RAMAN (voice-over): It's often with anger that Iran's leaders speak about the U.S. But on state-run TV, the state has been trying a different tactic. Mixed into the main news channel are political cartoons, often starting with a slate like this one, which reads: "no explanation needed."

This one pokes fun at U.S. policy in Iraq -- Uncle Sam running between bombs, looking for an exit. And when he finds three doors, no such luck.

President Bush also often gets a grilling. Here, he's talking to the world about Iran's nuclear program, alleging Iran wants nuclear weapons, all while his nose grows longer like Pinocchio in front of a laughing globe.

The cartoons -- and there are many -- have even made their way onto YouTube, varying from anti-American riffs to others about Israel that outside of Iran would be defined as anti-Semitic.

As for those on the U.S. the intent is clear, at least to moderates like this professor at the University of Tehran.

With those three words, "outside of Iran", Raman implied that no one in Iran would see such cartoons as being anti-semitic.

That's a powerful media message against an entire country's citizenship that the US is now fiercely embroiled in a conflict with over its aspirations to develop, depending on who you choose to believe, either a nuclear energy program or nuclear weapons. It also obviously serves to elevate western concern for the fate of Israel if all Iranians are characterized as being "anti-semitic".

I suspect it might come as a surprise to Jews living in Iran that they are seen by Mr Raman as being "anti-semitic" under this blanket condemnation. "Iran's Jewish community is the largest in the Middle East outside Israel." There is no doubt that Jews face continual persecution in Iran. Hoewever, one can't then conclude that all Muslims are anti-semitic. They're not.

The media's tendency to apply monolothic characteristics to, in this case, the citizens of Iran whose speech is oppressed by its radical leaders to the point where all we in the west are allowed to see on our television screens if what we're being fed by big news organizations which may or may not have a political agenda of their own, is an unfair portrait of a country of over 68 million people who, despite their repression, have many varied opinions about the world and its people.

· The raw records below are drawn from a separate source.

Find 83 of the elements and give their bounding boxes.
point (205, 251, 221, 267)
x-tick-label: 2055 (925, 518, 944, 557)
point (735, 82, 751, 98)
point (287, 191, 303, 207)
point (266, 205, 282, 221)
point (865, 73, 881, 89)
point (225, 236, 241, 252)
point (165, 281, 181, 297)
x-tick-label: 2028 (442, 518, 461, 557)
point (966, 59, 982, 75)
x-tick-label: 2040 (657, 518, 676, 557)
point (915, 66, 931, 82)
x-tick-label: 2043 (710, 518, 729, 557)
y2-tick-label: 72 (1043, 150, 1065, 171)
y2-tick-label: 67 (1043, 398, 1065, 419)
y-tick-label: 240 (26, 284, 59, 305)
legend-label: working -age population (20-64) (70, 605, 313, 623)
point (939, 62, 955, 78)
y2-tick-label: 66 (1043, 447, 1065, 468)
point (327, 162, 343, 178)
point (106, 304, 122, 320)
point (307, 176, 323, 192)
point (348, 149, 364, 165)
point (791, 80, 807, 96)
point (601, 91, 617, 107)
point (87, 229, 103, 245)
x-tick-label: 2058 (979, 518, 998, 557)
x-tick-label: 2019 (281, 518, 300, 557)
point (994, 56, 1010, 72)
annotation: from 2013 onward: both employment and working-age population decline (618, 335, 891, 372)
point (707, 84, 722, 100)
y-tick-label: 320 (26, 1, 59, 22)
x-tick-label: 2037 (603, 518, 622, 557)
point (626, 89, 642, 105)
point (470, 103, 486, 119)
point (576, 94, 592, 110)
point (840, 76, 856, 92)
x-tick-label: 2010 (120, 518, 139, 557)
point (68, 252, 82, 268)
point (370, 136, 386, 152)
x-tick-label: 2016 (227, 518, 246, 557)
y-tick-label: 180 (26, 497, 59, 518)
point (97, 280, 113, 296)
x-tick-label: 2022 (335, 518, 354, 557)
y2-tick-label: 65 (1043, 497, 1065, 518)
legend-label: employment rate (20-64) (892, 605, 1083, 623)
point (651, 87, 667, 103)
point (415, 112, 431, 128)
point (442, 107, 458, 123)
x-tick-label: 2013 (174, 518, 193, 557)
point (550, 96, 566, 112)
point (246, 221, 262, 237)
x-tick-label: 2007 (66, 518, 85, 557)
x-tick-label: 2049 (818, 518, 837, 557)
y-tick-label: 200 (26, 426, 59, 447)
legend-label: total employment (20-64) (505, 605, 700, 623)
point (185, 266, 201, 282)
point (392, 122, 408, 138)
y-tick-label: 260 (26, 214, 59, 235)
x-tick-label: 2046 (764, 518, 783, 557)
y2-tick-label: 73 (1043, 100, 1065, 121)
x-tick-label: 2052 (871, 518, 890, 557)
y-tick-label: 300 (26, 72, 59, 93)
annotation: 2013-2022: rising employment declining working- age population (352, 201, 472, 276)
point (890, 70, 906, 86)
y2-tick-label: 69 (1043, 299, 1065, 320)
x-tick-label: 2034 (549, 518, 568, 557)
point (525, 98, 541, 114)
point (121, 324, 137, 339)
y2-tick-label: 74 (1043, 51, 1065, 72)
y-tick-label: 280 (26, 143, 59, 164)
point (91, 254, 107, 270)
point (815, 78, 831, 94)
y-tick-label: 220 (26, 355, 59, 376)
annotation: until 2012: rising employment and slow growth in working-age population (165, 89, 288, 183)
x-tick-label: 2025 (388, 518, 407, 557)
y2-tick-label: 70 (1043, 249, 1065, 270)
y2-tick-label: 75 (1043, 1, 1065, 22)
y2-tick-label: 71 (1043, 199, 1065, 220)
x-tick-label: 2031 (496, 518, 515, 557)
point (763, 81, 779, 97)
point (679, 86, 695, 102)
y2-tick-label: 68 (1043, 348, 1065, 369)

Furthermore, such generalizations diminish the very serious human rights abuses that many Iranians currently face at the hands of a crushingly oppressive regime. They certainly do not deserve to be made out as some sort of cohesive, groupthinking, hateful bloc so they can be promoted as being the enemy by the American media.

Demonizing an entire country's citizen population is what xenophobes and terrorists do. You'd think a major US cable news network would do everything possible to avoid that trap.